Vanderbilt Epidemiology Center, Division of Epidemiology, Department of Medicine, Vanderbilt University, Nashville, TN 37203, USA.
Bioinformatics. 2011 Aug 1;27(15):2112-8. doi: 10.1093/bioinformatics/btr324. Epub 2011 Jun 23.
Next-generation targeted resequencing of genome-wide association study (GWAS)-associated genomic regions is a common approach for follow-up of indirect association of common alleles. However, it is prohibitively expensive to sequence all the samples from a well-powered GWAS study with sufficient depth of coverage to accurately call rare genotypes.

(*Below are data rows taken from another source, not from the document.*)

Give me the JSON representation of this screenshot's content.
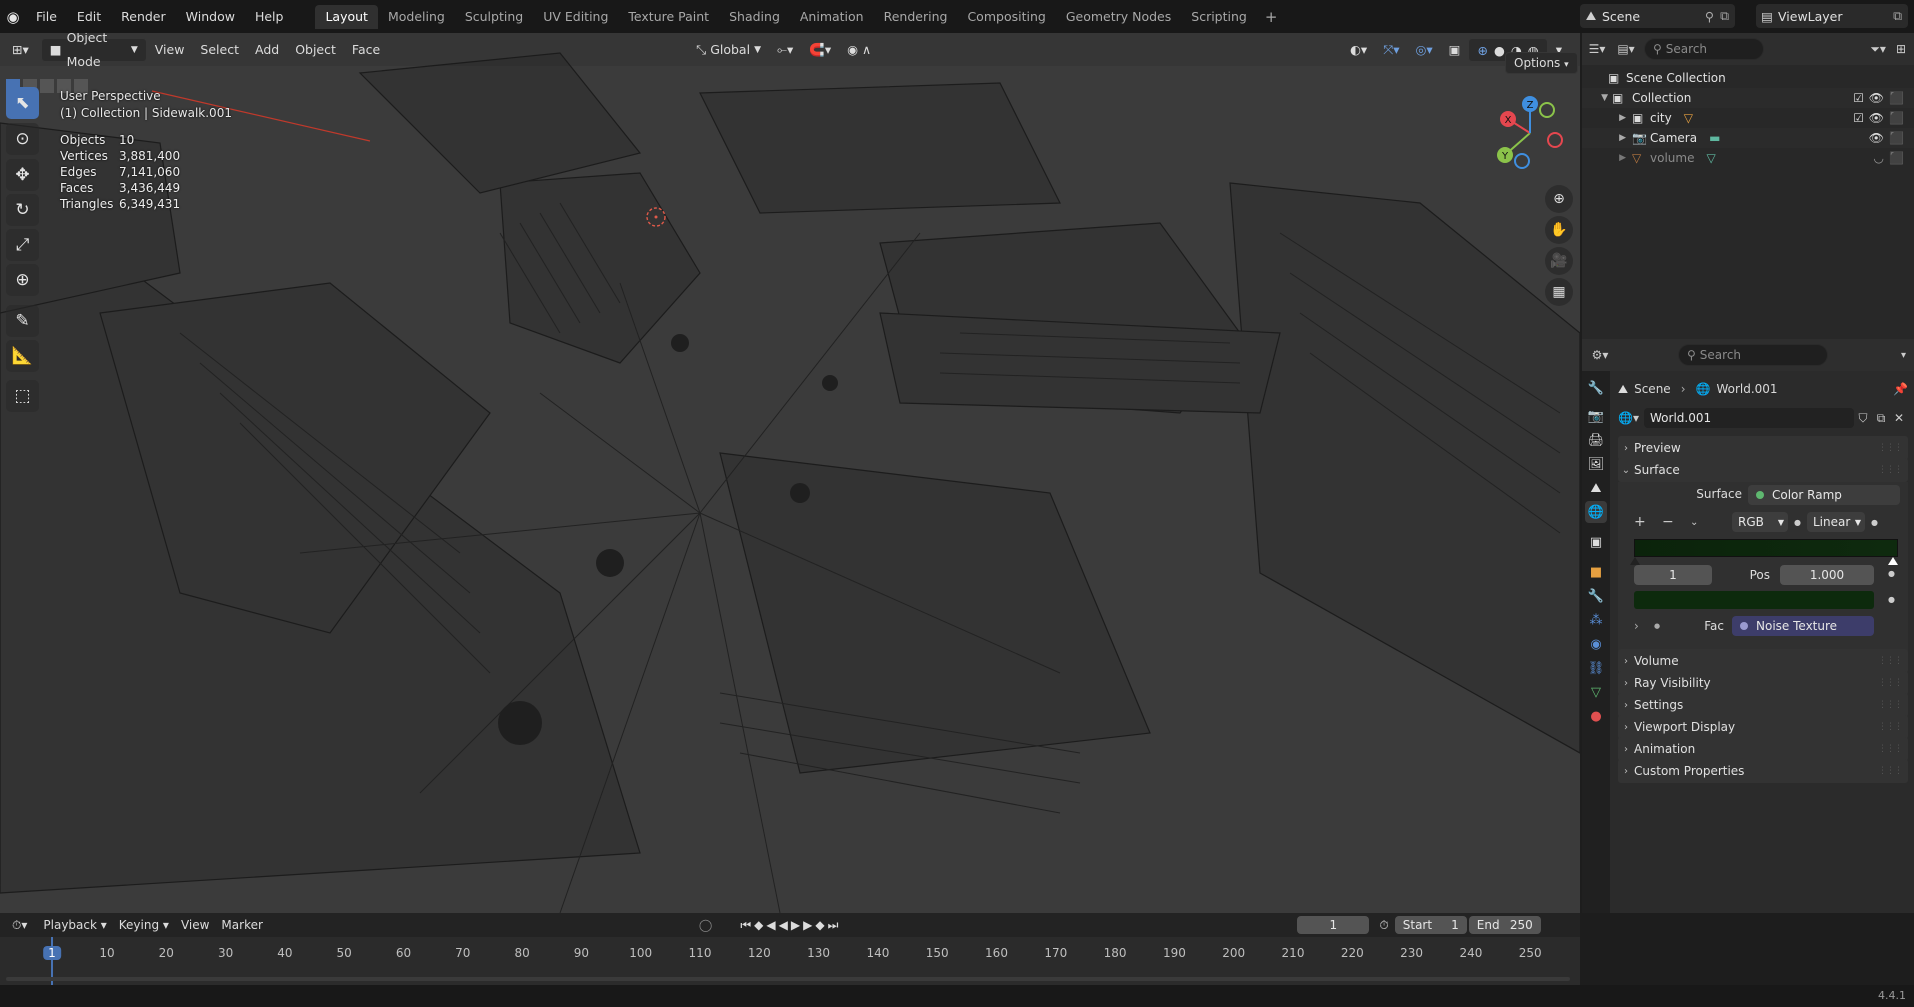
{
  "topbar": {
    "logo_icon": "blender-icon",
    "menus": [
      "File",
      "Edit",
      "Render",
      "Window",
      "Help"
    ],
    "workspaces": [
      "Layout",
      "Modeling",
      "Sculpting",
      "UV Editing",
      "Texture Paint",
      "Shading",
      "Animation",
      "Rendering",
      "Compositing",
      "Geometry Nodes",
      "Scripting"
    ],
    "active_workspace": "Layout",
    "add_symbol": "+",
    "scene_name": "Scene",
    "view_layer": "ViewLayer"
  },
  "viewport": {
    "mode": "Object Mode",
    "menus": [
      "View",
      "Select",
      "Add",
      "Object",
      "Face"
    ],
    "transform_orientation": "Global",
    "options_label": "Options",
    "perspective_label": "User Perspective",
    "collection_label": "(1) Collection | Sidewalk.001",
    "stats": [
      {
        "k": "Objects",
        "v": "10"
      },
      {
        "k": "Vertices",
        "v": "3,881,400"
      },
      {
        "k": "Edges",
        "v": "7,141,060"
      },
      {
        "k": "Faces",
        "v": "3,436,449"
      },
      {
        "k": "Triangles",
        "v": "6,349,431"
      }
    ],
    "gizmo": {
      "x": "X",
      "y": "Y",
      "z": "Z"
    }
  },
  "outliner": {
    "search_placeholder": "Search",
    "root": "Scene Collection",
    "collection": "Collection",
    "items": [
      {
        "name": "city"
      },
      {
        "name": "Camera"
      },
      {
        "name": "volume"
      }
    ]
  },
  "properties": {
    "search_placeholder": "Search",
    "breadcrumb_scene": "Scene",
    "breadcrumb_world": "World.001",
    "world_name": "World.001",
    "sections": {
      "preview": "Preview",
      "surface": "Surface",
      "volume": "Volume",
      "ray_visibility": "Ray Visibility",
      "settings": "Settings",
      "viewport_display": "Viewport Display",
      "animation": "Animation",
      "custom_properties": "Custom Properties"
    },
    "surface_label": "Surface",
    "surface_value": "Color Ramp",
    "ramp_color_mode": "RGB",
    "ramp_interpolation": "Linear",
    "ramp_index": "1",
    "pos_label": "Pos",
    "pos_value": "1.000",
    "fac_label": "Fac",
    "fac_value": "Noise Texture",
    "ramp_color": "#0d2a0d"
  },
  "timeline": {
    "menus": [
      "Playback",
      "Keying",
      "View",
      "Marker"
    ],
    "current_frame": "1",
    "start_label": "Start",
    "start_value": "1",
    "end_label": "End",
    "end_value": "250",
    "ticks": [
      "1",
      "10",
      "20",
      "30",
      "40",
      "50",
      "60",
      "70",
      "80",
      "90",
      "100",
      "110",
      "120",
      "130",
      "140",
      "150",
      "160",
      "170",
      "180",
      "190",
      "200",
      "210",
      "220",
      "230",
      "240",
      "250"
    ]
  },
  "status": {
    "version": "4.4.1"
  },
  "colors": {
    "accent": "#4772b3",
    "active_frame": "#4772b3",
    "x_axis": "#e5474f",
    "y_axis": "#8bc34a",
    "z_axis": "#3f8fe0"
  }
}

As a result, many studies may use next-generation sequencing for single nucleotide polymorphism (SNP) discovery in a smaller number of samples, with the intent to genotype candidate SNPs with rare alleles captured by resequencing. This approach is reasonable, but may be inefficient for rare alleles if samples are not carefully selected for the resequencing experiment.
We have developed a probability-based approach, SampleSeq, to select samples for a targeted resequencing experiment that increases the yield of rare disease alleles substantially over random sampling of cases or controls or sampling based on genotypes at associated SNPs from GWAS data. This technique allows for smaller sample sizes for resequencing experiments, or allows the capture of rarer risk alleles. When following up multiple regions, SampleSeq selects subjects with an even representation of all the regions. SampleSeq also can be used to calculate the sample size needed for the resequencing to increase the chance of successful capture of rare alleles of desired frequencies.
对全基因组关联研究 (GWAS) 相关基因组区域进行下一代靶向重测序是后续研究常见等位基因间接关联的常用方法。然而,对具有足够覆盖深度的全基因组关联研究中的所有样本进行测序以准确调用罕见基因型的费用非常昂贵。因此,许多研究可能会在少数样本中使用下一代测序进行单核苷酸多态性 (SNP) 发现,目的是对通过重测序捕获的稀有等位基因的候选 SNP 进行基因分型。这种方法是合理的,但如果不对重测序实验进行仔细选择,对于稀有等位基因来说可能效率不高。
我们开发了一种基于概率的方法 SampleSeq,用于选择靶向重测序实验的样本,与从 GWAS 数据中基于关联 SNP 的基因型随机抽样或病例对照抽样相比,这种方法大大增加了罕见疾病等位基因的产量。这种技术允许对重测序实验进行更小的样本量,或者允许捕获更罕见的风险等位基因。在跟踪多个区域时,SampleSeq 选择具有所有区域均匀代表性的受试者。SampleSeq 还可用于计算重测序所需的样本量,以增加捕获所需频率的稀有等位基因的机会。